Just a blank, empty stare

BY DOMINIQUE JAMES

There are days when, you can’t do anything much, and just stare out into nothingness. No matter how you try to snap out of it, you just can’t. You feel enveloped, and engulfed, in an inescapably locked and numbing embrace. You sit unmoving in one place, looking out. And sometimes even without blinking, there is nothing infront of you that you can see. You stare an empty stare. Everything is right there, and yet, nothing is there.

The world, you are aware, is passing by, second-by-second, minute-by-minute, right before your very own eyes. And yet, for a stretch of time, nothing of that holds any measure of meaning.

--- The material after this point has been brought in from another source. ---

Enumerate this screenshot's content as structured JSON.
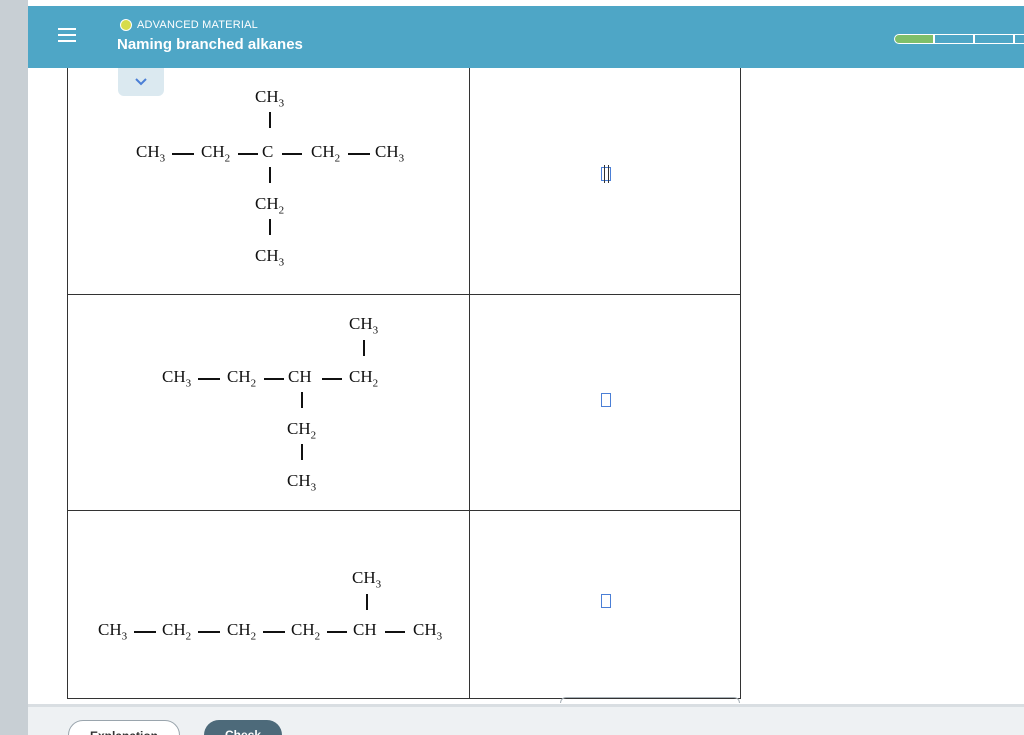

Everything that’s right infront of you is a magnificent whirling blur. Though your eyes are wide open, your entire consciousness is not where you are. You are detached from your immediate reality. You are somewhere else but not really anywhere. While you are physically there, and while all your bodily functions is connected to the environment where you are, mentally, you are absent. You are not really there. You are just there looking, of course, but you are not seeing.

Is this clouded state a form of coping mechanism? Is this the way to escape the reality around you without going anywhere? Is this a reflex of shutting down everything within a wide radius, so that you can hide in that place inside of you where, even for just a moment, you can be alone while in the middle of everything?

No one can say how often this will happen. We cannot even predict the possibility of it happening. And most of the time, we cannot even “will” ourselves to make it happen. We cannot enter into this state any time we want. The door only opens when the conditions are right. When what we are thinking combines with what we are feeling, and the right mix of thoughts and emotions exist, that is the time that we enter into a zombified state. How long this lasts, no one can also tell. It just goes on and on, and we snap out of it only when we are ready. This state is like a “breathing space” that allows us to temporarily take leave of our reality, for a time live in a suspended state of animation, and then ease back into our real physical state of being.

In and out of this state we weave, coping along the way. We experience moments of lucidity, interrupted by muddied and clouded moments, and then back again. This is the state of our existence.